Five Gay Wedding Tips
Getting married is finally an option for gay people. One thing that anyone who is engaged will tell you is that planning a wedding is stressful. They didn't invent the term "bridezilla" for nothing. Just because there may not be a bride walking down the aisle, we all know the "sassy queen" living inside could be about 1.5 seconds away from giving the florist a piece of our minds.
As you prepare for your big day, remember the following five tips and the stress will fall away, like water off a duck's back.
Focus on what you want.
In many gay weddings, the couple will be laying out the money; most of us don't expect our parents to pay for the wedding, and many LGBT people don't even have their parents' support. Since you will be paying, you get to have the wedding that you (as a couple) want. Just because your family has been going to the same church for the past 50 years doesn't mean that you have to have the deacon say the blessing. It's your day so do as you wish.

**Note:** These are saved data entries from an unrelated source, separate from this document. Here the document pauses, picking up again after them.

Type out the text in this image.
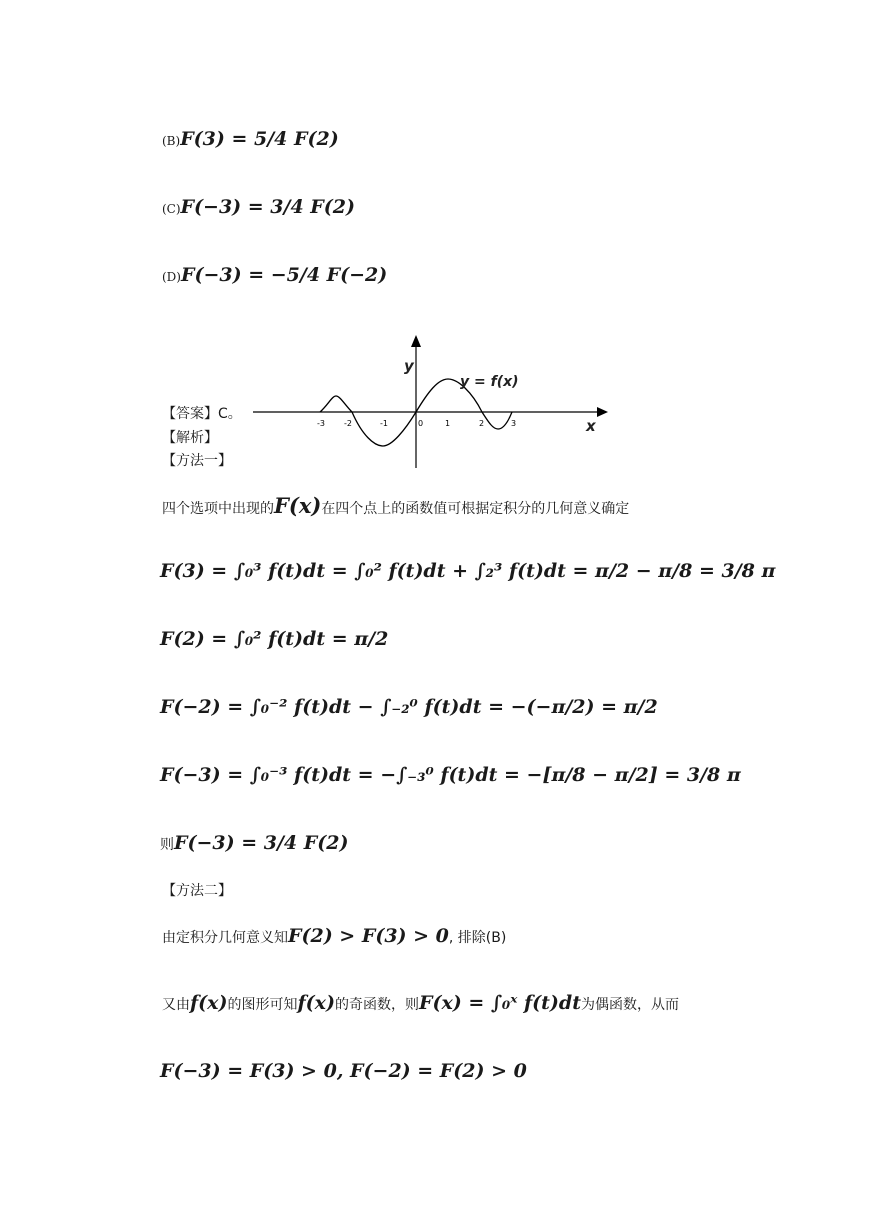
(B)F(3) = 5/4 F(2)
(C)F(−3) = 3/4 F(2)
(D)F(−3) = −5/4 F(−2)
y
x
y = f(x)
-3 -2	-1	0	1	2	3
【答案】C。
【解析】
【方法一】
四个选项中出现的F(x)在四个点上的函数值可根据定积分的几何意义确定
F(3) = ∫₀³ f(t)dt = ∫₀² f(t)dt + ∫₂³ f(t)dt = π/2 − π/8 = 3/8 π
F(2) = ∫₀² f(t)dt = π/2
F(−2) = ∫₀⁻² f(t)dt − ∫₋₂⁰ f(t)dt = −(−π/2) = π/2
F(−3) = ∫₀⁻³ f(t)dt = −∫₋₃⁰ f(t)dt = −[π/8 − π/2] = 3/8 π
则F(−3) = 3/4 F(2)
【方法二】
由定积分几何意义知F(2) > F(3) > 0, 排除(B)
又由f(x)的图形可知f(x)的奇函数，则F(x) = ∫₀ˣ f(t)dt为偶函数，从而
F(−3) = F(3) > 0, F(−2) = F(2) > 0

I suggest that you and your partner make a list of things that you feel are "must haves" for the wedding. Don't leave anything off the list since it's just for you guys. After you both have a list, work together to compromise to include as many elements from each other's list as you can. The key here is compromise - if you can't do it now, it doesn't bode well for the rest of your years of wedded bliss.

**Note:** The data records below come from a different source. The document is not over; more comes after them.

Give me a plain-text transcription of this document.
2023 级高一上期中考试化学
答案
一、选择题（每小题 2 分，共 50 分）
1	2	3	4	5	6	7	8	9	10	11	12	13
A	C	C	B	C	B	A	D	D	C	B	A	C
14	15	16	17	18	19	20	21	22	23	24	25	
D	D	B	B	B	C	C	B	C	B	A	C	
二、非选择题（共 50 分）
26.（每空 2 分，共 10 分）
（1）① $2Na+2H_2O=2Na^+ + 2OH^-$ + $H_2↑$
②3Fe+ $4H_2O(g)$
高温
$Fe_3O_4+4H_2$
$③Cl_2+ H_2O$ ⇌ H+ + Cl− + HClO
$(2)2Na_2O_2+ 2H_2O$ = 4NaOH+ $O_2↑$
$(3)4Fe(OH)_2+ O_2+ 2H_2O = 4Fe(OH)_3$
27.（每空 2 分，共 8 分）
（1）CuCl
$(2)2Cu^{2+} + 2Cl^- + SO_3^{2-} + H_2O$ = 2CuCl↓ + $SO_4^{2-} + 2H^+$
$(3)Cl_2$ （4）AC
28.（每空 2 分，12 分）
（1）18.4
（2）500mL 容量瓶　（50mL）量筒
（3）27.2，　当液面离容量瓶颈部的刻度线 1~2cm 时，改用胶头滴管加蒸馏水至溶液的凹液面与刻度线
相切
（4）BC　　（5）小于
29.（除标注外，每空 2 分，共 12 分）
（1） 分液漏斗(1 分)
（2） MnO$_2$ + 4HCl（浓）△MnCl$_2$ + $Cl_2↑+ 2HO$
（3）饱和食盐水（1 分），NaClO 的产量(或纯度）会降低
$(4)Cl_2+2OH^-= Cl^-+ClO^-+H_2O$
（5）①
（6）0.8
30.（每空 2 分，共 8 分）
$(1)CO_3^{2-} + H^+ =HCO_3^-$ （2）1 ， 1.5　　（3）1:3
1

Don't worry about "tradition"
One of the best parts of a gay wedding is that you don't have to pay one iota of attention to "tradition." I am sure that in 50 or 100 years, there will be new traditions that gay men across the country are following, but for now, anything goes.
Now is the time to start your own traditions as a couple. Gay men and their relationships are hardly traditional so you can choose what traditions you want to stick with, but don't feel like you have to do something just because it's what straight people have been doing throughout the ages. One of the things I like least about many "traditional" weddings is involving a member of the clergy...just because. I have attended so many friends' weddings, who paid a preacher or priest to officiate at their wedding, because "that's what you do." If you go to church every Sunday or you are religious, by all means, have your preacher or Rabbi marry you, but if not, don't feel like you need one to get married.